Even still, it can be an infection or other chronic disease. You’re prone to being attacked by viruses, bacteria or fungi when your resilience is gone. The ensuing insomnia and stress can wear down your adrenal glands. This creates a vicious cycle of progressively larger challenges.
To understand these dipping energy levels, let’s look into how energy works. Your energy’s stored in packets called ATP and phosphocreatine. These are made of chemicals including a sugar called ribose, adenine (used to be called vitamin B4) and vitamin B derivatives. Ribose serves as the lumber of your energy-producing house. Other substances help to support it.
The nutrients and genes inside your cells, and hormones and chemicals from nerves and your brain act as switches and fuses that control your power factory. Your mitochondria and their ribosomes take ribose, sugar and helper B vitamins and use electron transport to crank out your energy packets, ATP. Your body can perform tasks once it has enough ATP.

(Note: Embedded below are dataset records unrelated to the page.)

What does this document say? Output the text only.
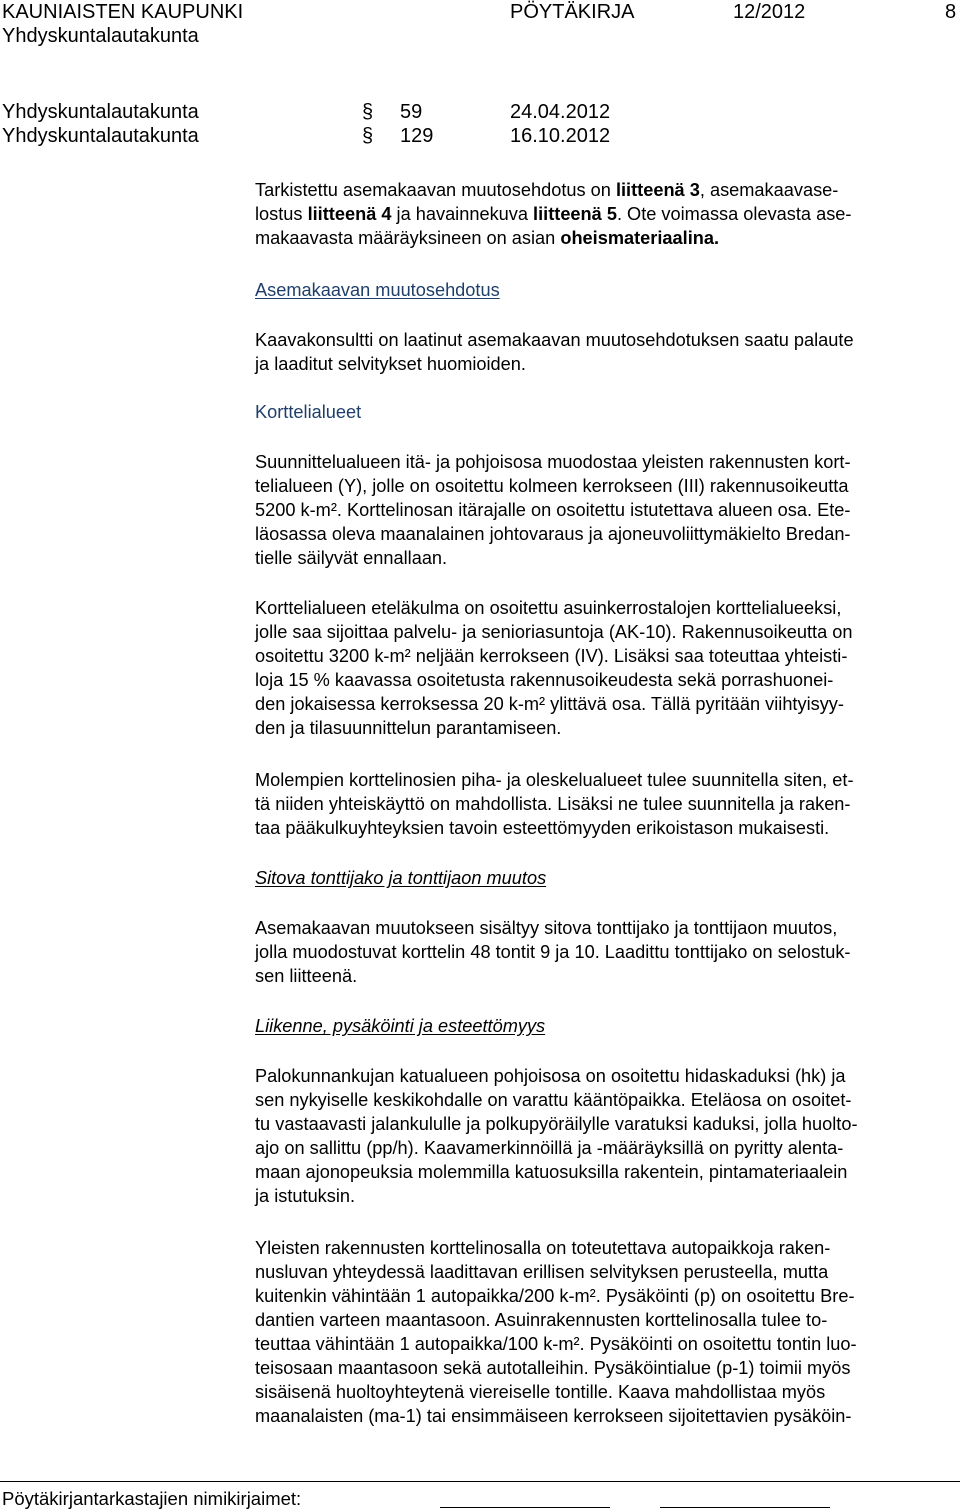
KAUNIAISTEN KAUPUNKI
Yhdyskuntalautakunta
PÖYTÄKIRJA	12/2012	8
Yhdyskuntalautakunta	§ 59	24.04.2012
Yhdyskuntalautakunta	§ 129	16.10.2012
Tarkistettu asemakaavan muutosehdotus on liitteenä 3, asemakaavase-
lostus liitteenä 4 ja havainnekuva liitteenä 5. Ote voimassa olevasta ase-
makaavasta määräyksineen on asian oheismateriaalina.
Asemakaavan muutosehdotus
Kaavakonsultti on laatinut asemakaavan muutosehdotuksen saatu palaute
ja laaditut selvitykset huomioiden.
Korttelialueet
Suunnittelualueen itä- ja pohjoisosa muodostaa yleisten rakennusten kort-
telialueen (Y), jolle on osoitettu kolmeen kerrokseen (III) rakennusoikeutta
5200 k-m². Korttelinosan itärajalle on osoitettu istutettava alueen osa. Ete-
läosassa oleva maanalainen johtovaraus ja ajoneuvoliittymäkielto Bredan-
tielle säilyvät ennallaan.
Korttelialueen eteläkulma on osoitettu asuinkerrostalojen korttelialueeksi,
jolle saa sijoittaa palvelu- ja senioriasuntoja (AK-10). Rakennusoikeutta on
osoitettu 3200 k-m² neljään kerrokseen (IV). Lisäksi saa toteuttaa yhteisti-
loja 15 % kaavassa osoitetusta rakennusoikeudesta sekä porrashuonei-
den jokaisessa kerroksessa 20 k-m² ylittävä osa. Tällä pyritään viihtyisyy-
den ja tilasuunnittelun parantamiseen.
Molempien korttelinosien piha- ja oleskelualueet tulee suunnitella siten, et-
tä niiden yhteiskäyttö on mahdollista. Lisäksi ne tulee suunnitella ja raken-
taa pääkulkuyhteyksien tavoin esteettömyyden erikoistason mukaisesti.
Sitova tonttijako ja tonttijaon muutos
Asemakaavan muutokseen sisältyy sitova tonttijako ja tonttijaon muutos,
jolla muodostuvat korttelin 48 tontit 9 ja 10. Laadittu tonttijako on selostuk-
sen liitteenä.
Liikenne, pysäköinti ja esteettömyys
Palokunnankujan katualueen pohjoisosa on osoitettu hidaskaduksi (hk) ja
sen nykyiselle keskikohdalle on varattu kääntöpaikka. Eteläosa on osoitet-
tu vastaavasti jalankululle ja polkupyöräilylle varatuksi kaduksi, jolla huolto-
ajo on sallittu (pp/h). Kaavamerkinnöillä ja -määräyksillä on pyritty alenta-
maan ajonopeuksia molemmilla katuosuksilla rakentein, pintamateriaalein
ja istutuksin.
Yleisten rakennusten korttelinosalla on toteutettava autopaikkoja raken-
nusluvan yhteydessä laadittavan erillisen selvityksen perusteella, mutta
kuitenkin vähintään 1 autopaikka/200 k-m². Pysäköinti (p) on osoitettu Bre-
dantien varteen maantasoon. Asuinrakennusten korttelinosalla tulee to-
teuttaa vähintään 1 autopaikka/100 k-m². Pysäköinti on osoitettu tontin luo-
teisosaan maantasoon sekä autotalleihin. Pysäköintialue (p-1) toimii myös
sisäisenä huoltoyhteytenä viereiselle tontille. Kaava mahdollistaa myös
maanalaisten (ma-1) tai ensimmäiseen kerrokseen sijoitettavien pysäköin-
Pöytäkirjantarkastajien nimikirjaimet:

There are many scenarios that can cause the fuse to blow and trigger you to produce ATP. These include: infection, hormone dysfunction and inadequate diet/sleep, among other causes.
Even if you have tons of ATP, you’ll need an abundant blood flow to provide your body nutrients and keep waste products away. To do this you simply have to engage in activities that keep your blood pumping and arteries dilated. So, what’s good for your heart is good for your energy levels.
Nitric oxide helps open your arteries and lung passages to increase blood flow and oxygen transfer. This short-lived gas that lines your arteries, breathing tubes and brain rapidly changes in relation to your activities and diet.